18 Vivendo una vita di condanna fuori del paradiso di delizie per circa novecentotrent’anni, Adamo visse più di ottocento anni dopo la morte del suo secondo figlio Abele. Il giusto Abele timorato di Dio fu assassinato dal suo geloso fratello maggiore Caino. Giacché non è riferito che morisse nessun figlio di Adamo ed Eva prima di ciò, l’“inferno” (infernus, Sceol) venne all’esistenza con la morte e sepoltura di Abele. Il Signore Dio disse all’assassino Caino: “Che cosa hai fatto? Ascolta! Il sangue di tuo fratello grida a me dalla terra. E ora sei maledetto, al bando dalla terra, che ha aperto la sua bocca per ricevere il sangue di tuo fratello dalla tua mano”. — Gen. 4:1-11; 5:1-5.

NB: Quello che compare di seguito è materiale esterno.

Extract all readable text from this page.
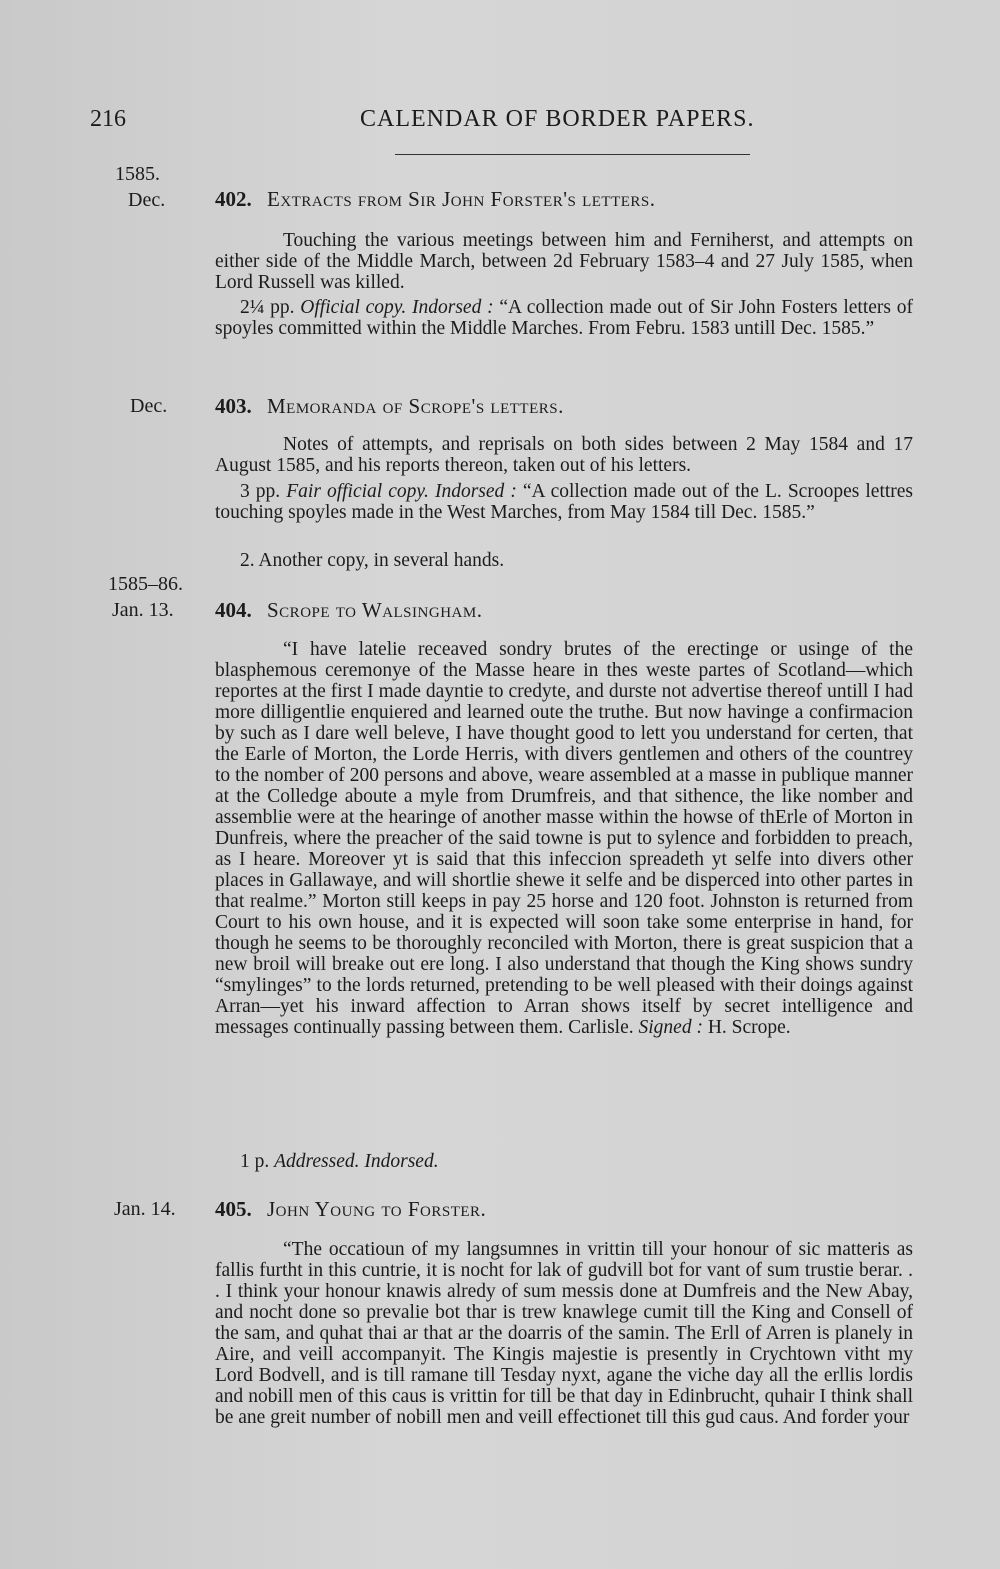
216	CALENDAR OF BORDER PAPERS.
1585.
Dec. 402. Extracts from Sir John Forster's letters.
Touching the various meetings between him and Ferniherst, and attempts on either side of the Middle March, between 2d February 1583–4 and 27 July 1585, when Lord Russell was killed.
2¼ pp. Official copy. Indorsed : “A collection made out of Sir John Fosters letters of spoyles committed within the Middle Marches. From Febru. 1583 untill Dec. 1585.”
Dec. 403. Memoranda of Scrope's letters.
Notes of attempts, and reprisals on both sides between 2 May 1584 and 17 August 1585, and his reports thereon, taken out of his letters.
3 pp. Fair official copy. Indorsed : “A collection made out of the L. Scroopes lettres touching spoyles made in the West Marches, from May 1584 till Dec. 1585.”
2. Another copy, in several hands.
1585–86.
Jan. 13. 404. Scrope to Walsingham.
“I have latelie receaved sondry brutes of the erectinge or usinge of the blasphemous ceremonye of the Masse heare in thes weste partes of Scotland—which reportes at the first I made dayntie to credyte, and durste not advertise thereof untill I had more dilligentlie enquiered and learned oute the truthe. But now havinge a confirmacion by such as I dare well beleve, I have thought good to lett you understand for certen, that the Earle of Morton, the Lorde Herris, with divers gentlemen and others of the countrey to the nomber of 200 persons and above, weare assembled at a masse in publique manner at the Colledge aboute a myle from Drumfreis, and that sithence, the like nomber and assemblie were at the hearinge of another masse within the howse of thErle of Morton in Dunfreis, where the preacher of the said towne is put to sylence and forbidden to preach, as I heare. Moreover yt is said that this infeccion spreadeth yt selfe into divers other places in Gallawaye, and will shortlie shewe it selfe and be disperced into other partes in that realme.” Morton still keeps in pay 25 horse and 120 foot. Johnston is returned from Court to his own house, and it is expected will soon take some enterprise in hand, for though he seems to be thoroughly reconciled with Morton, there is great suspicion that a new broil will breake out ere long. I also understand that though the King shows sundry “smylinges” to the lords returned, pretending to be well pleased with their doings against Arran—yet his inward affection to Arran shows itself by secret intelligence and messages continually passing between them. Carlisle. Signed : H. Scrope.
1 p. Addressed. Indorsed.
Jan. 14. 405. John Young to Forster.
“The occatioun of my langsumnes in vrittin till your honour of sic matteris as fallis furtht in this cuntrie, it is nocht for lak of gudvill bot for vant of sum trustie berar. . . I think your honour knawis alredy of sum messis done at Dumfreis and the New Abay, and nocht done so prevalie bot thar is trew knawlege cumit till the King and Consell of the sam, and quhat thai ar that ar the doarris of the samin. The Erll of Arren is planely in Aire, and veill accompanyit. The Kingis majestie is presently in Crychtown vitht my Lord Bodvell, and is till ramane till Tesday nyxt, agane the viche day all the erllis lordis and nobill men of this caus is vrittin for till be that day in Edinbrucht, quhair I think shall be ane greit number of nobill men and veill effectionet till this gud caus. And forder your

19. Che cosa dicono le Scritture di Abele per indicare che andò nello Sceol, per esservi ricordato?
19 Abele fu un uomo di fede in Dio. In Ebrei 11:4 leggiamo: “Per fede Abele offrì a Dio un sacrificio di maggior valore di quello di Caino, mediante la cui fede gli fu resa testimonianza ch’era giusto, rendendo Dio testimonianza riguardo ai suoi doni; e per mezzo d’essa egli, benché morto, parla ancora”. (Si veda anche I Giovanni 3:12). Gesù Cristo pure parlò di Abele, dicendo che fu giusto. (Matt. 23:35) Per questa ragione il Signore Dio si ricorda del morto Abele, e per questa ragione quando Abele morì e fu sepolto, andò nello Sceol, “inferno” o infernus. Egli giace ancora nella comune tomba del morto genere umano. La sua morte fu dissimile da quella dei condannati peccatori, Adamo ed Eva. Possiamo esser certi che Dio si ricorderà di Abele esattamente come si ricorderà del patriarca Giobbe nel tempo divinamente fissato. — Giob. 14:13.
“INFERNO” NELLE SCRITTURE GRECHE CRISTIANE
20. Quale domanda suscita riguardo all’“inferno” la parabola di Gesù sul ricco e Lazzaro, e, secondo The Jerusalem Bible, quale parola usò lì il racconto di Luca?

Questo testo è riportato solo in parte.